Türkiye'nin büyüyen sorunu: İşsizlik

Türkiye'nin büyüyen sorunu: İşsizlik

Her yıl işgücüne katılan üniversiteli sayısı binlerle artıyor. Emekli olan üniversiteli sayısı ise çok az ki çoğu emekliliğe hak kazandıktan sonra da çalışmaya devam ediyor. Bu açıdan bakılınca, emekçiler için, işsizliğin önümüzdeki dönemde Türkiye’nin temel sorunlarından biri olacağına şüphe yok. Kapitalist bir ekonominin bunu çözebilme yetisinin ise olmadığını gözlemleyebiliyoruz. Referandumdan çıkacak bir "Hayır"ın bu sorunun üzerine "Evet"ten çok daha fazla eğileceğini söyleyebiliriz.

Sanki hiç bahsetmezsek ortadan kalkarmış gibi, Türkiye’de işsizlik sorunundan pek bahsedilmiyor.

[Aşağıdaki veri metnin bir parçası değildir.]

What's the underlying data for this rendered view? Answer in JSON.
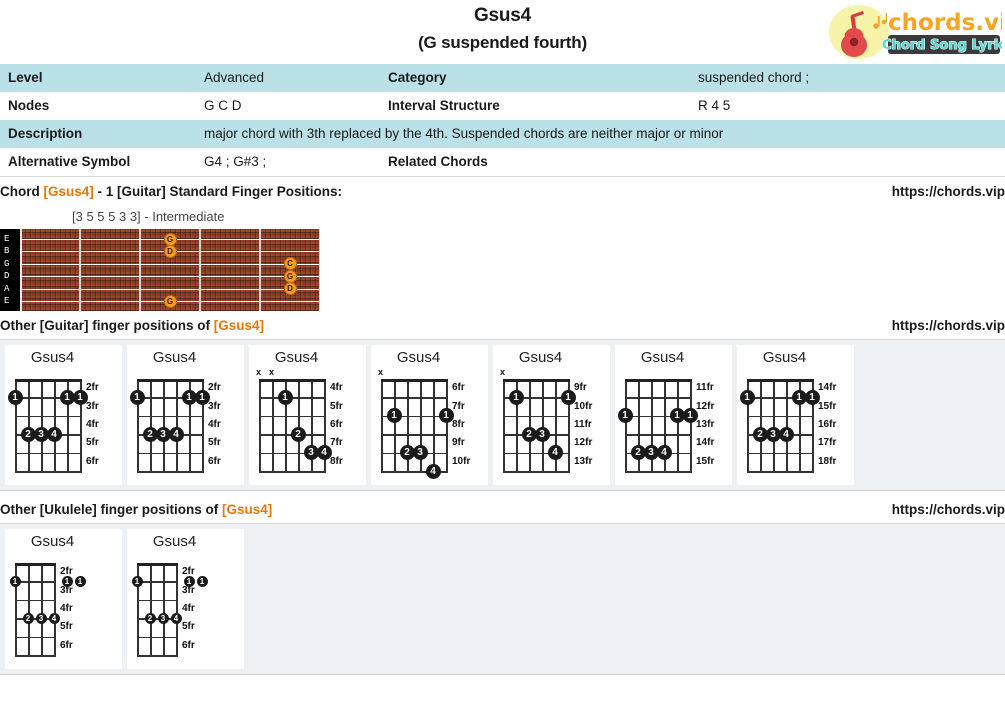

Başka konulardan bahsediliyor. Tayyip Erdoğan, yanlış bilgiye dayansa da denetleyenin olmamasına güvenerek GSYH (Gayri Safi Yurtiçi Hasıla) başarılarından söz ediyor. İhracat artmış; köprüler, yollar yapılmış. Baştan belirtelim, verdiği artış oranlarının çoğu ne gerçeği ne de reel olanı yansıtıyor. Ama öyle olsaydı bile, işsizliği nereye koyacağız? Bundan neden hiç bahsedilmiyor? İnsanların iş aramalarına rağmen bulamamaları bir sorun değil mi? İşsiz için GSYH’nin ne önemi var?

AKP Hükümetlerine bir konuda güvenebiliriz: Yolunda gitmeyen hiçbir şeyin sorumluluğunu almıyorlar. Adeta şımarık bir çocuk gibi, düşük not aldıkları konularda suçu başkalarına atıyorlar. Oysa işsizlik, vatandaşın iş bulamaması doğrudan doğruya onların sorumluluğunda olan bir konu.

TANIMLAR ve SORUNLAR

Ampirik analize geçmeden, kavramları tanımlamak gerekiyor. İstatistik kurumlarının gözünde, işi olmamak işsiz olmaya yetmiyor. İş aramak gerekiyor. En azından 4 hafta öncesine kadar aktif bir biçimde iş aramak işsiz olmanın şartı. Neden 4 hafta, sorusunun bir cevabı bulunmuyor. 2 ay da 3 ay da olabilirdi. Ya aktif bir biçimde iş aramayan, ama iş bulsa çalışacak olanlar? Onlar işsiz kategorisine girmiyor. Halbuki Marksist literatürde bu insanları yedek işgücü ordusuna ekleyebiliriz. Sonuçta, sermaye birikiminin hızlandığı ve emeğe ihtiyaç duyduğu dönemlerde bu insanlar işçi sınıfı saflarına katılacaklardır. 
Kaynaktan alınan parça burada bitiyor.